The Berkeley researchers don’t expect that climate will be suddenly revealed as a dominant factor in the spread of the disease, but there could be important interactions between the different variables. It appears to have spread far more slowly in the southern hemisphere than in the northern hemisphere, for example. While many factors could contribute to this, it’s key to note that the warmer summer months in the southern hemisphere are December, January and February, when Covid-19 was beginning to take hold around the world and it was winter in the north.
Could winter weather increase the spread of Covid-19?

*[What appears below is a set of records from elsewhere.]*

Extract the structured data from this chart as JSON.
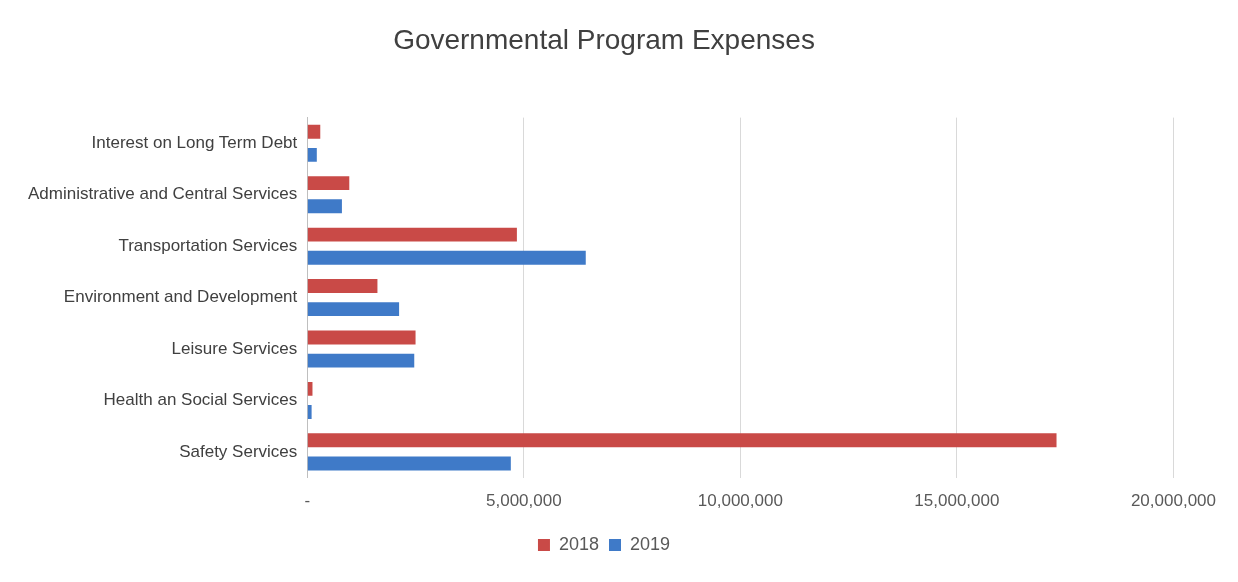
{
  "chart_data": {
    "type": "bar",
    "orientation": "horizontal",
    "title": "Governmental Program Expenses",
    "categories": [
      "Interest on Long Term Debt",
      "Administrative and Central Services",
      "Transportation Services",
      "Environment and Development",
      "Leisure Services",
      "Health an Social Services",
      "Safety Services"
    ],
    "series": [
      {
        "name": "2018",
        "color": "#c94a47",
        "values": [
          300000,
          970000,
          4840000,
          1620000,
          2500000,
          120000,
          17300000
        ]
      },
      {
        "name": "2019",
        "color": "#3f7ac8",
        "values": [
          220000,
          800000,
          6430000,
          2120000,
          2470000,
          100000,
          4700000
        ]
      }
    ],
    "xlim": [
      0,
      20000000
    ],
    "xticks": [
      {
        "value": 0,
        "label": "-"
      },
      {
        "value": 5000000,
        "label": "5,000,000"
      },
      {
        "value": 10000000,
        "label": "10,000,000"
      },
      {
        "value": 15000000,
        "label": "15,000,000"
      },
      {
        "value": 20000000,
        "label": "20,000,000"
      }
    ],
    "grid": "x",
    "legend": "bottom"
  }
}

The key question now is whether there will be an increase in transmission in the southern hemisphere as it moves into winter throughout June, July and August, and whether autumn or winter in late 2020 could therefore lead to a second wave in the US and the northern hemisphere.

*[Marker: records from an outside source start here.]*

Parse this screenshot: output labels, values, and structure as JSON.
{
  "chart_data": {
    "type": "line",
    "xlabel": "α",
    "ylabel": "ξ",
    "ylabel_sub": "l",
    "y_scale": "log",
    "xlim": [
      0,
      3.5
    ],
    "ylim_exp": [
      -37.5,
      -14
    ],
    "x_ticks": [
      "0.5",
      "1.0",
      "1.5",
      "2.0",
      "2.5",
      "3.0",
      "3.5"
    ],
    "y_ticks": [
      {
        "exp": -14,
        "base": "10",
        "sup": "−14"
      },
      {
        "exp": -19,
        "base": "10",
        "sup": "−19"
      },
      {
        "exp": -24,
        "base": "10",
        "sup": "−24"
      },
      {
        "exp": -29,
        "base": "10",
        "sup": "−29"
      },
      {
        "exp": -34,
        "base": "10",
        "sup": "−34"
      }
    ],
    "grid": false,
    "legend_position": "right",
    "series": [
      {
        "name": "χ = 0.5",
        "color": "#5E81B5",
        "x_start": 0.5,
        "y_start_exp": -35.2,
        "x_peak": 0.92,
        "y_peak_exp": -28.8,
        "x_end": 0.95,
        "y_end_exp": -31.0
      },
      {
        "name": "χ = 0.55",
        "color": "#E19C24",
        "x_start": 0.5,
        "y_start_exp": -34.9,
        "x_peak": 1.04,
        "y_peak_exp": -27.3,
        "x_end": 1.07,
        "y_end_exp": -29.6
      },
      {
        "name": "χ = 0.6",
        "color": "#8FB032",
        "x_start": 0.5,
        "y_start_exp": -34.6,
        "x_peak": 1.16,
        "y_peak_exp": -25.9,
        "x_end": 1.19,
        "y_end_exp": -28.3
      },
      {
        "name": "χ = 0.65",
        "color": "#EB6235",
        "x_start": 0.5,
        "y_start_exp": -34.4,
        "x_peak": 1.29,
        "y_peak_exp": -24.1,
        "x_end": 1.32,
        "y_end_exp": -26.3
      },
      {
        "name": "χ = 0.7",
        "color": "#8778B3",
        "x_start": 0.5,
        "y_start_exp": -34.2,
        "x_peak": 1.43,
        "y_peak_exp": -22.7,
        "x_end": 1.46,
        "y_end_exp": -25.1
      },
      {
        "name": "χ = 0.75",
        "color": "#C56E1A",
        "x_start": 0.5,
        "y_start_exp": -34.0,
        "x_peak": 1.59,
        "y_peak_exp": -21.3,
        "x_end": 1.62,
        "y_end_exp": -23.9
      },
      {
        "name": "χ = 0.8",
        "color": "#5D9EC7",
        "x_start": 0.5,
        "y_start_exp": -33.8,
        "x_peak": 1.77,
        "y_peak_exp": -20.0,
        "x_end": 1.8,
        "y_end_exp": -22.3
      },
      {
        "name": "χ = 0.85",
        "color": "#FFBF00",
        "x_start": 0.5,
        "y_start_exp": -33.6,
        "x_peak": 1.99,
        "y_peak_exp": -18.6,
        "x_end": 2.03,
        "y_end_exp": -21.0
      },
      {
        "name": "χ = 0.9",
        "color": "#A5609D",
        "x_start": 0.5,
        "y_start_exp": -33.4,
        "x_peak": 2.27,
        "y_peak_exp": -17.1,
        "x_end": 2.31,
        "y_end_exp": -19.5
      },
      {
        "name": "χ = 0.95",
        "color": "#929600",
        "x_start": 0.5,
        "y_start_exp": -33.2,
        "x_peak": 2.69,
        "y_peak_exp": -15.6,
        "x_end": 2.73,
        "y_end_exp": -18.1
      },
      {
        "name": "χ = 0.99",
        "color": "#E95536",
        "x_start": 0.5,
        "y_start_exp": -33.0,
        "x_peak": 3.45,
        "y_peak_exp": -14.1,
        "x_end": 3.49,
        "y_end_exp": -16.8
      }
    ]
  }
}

Brown says: “In general the seasonality of respiratory viruses is a complex problem, even more complex when the virus has not reached equilibrium with the population in terms of exposure and immunity, as is the case with Covid-19.
“However, being able to accurately identify how specific factors like temperature, humidity, UV and wind speed influence virus transmission, either directly through effects on virus viability/aerosol dynamics or indirectly through impacts on human physiology or behaviour, would allow for improved prediction and development of public health strategies.”
The Berkeley Lab research team hopes to have the first phase of its work complete by late summer or early autumn in the US. After this, they plan to move into making projections under different scenarios, to try and aid in public health decisions. The different data scenarios they hope to try out include the impact of continued social distancing, the presence of vaccines or some level of herd immunity in different parts of the US.
“We are focusing on the US for now due to data availability,” Brown says. “If we are successful in identifying robust relationships with weather parameters, we could use the same models to determine what influence seasonal weather factors might have on Covid transmission as the southern hemisphere moves into winter.”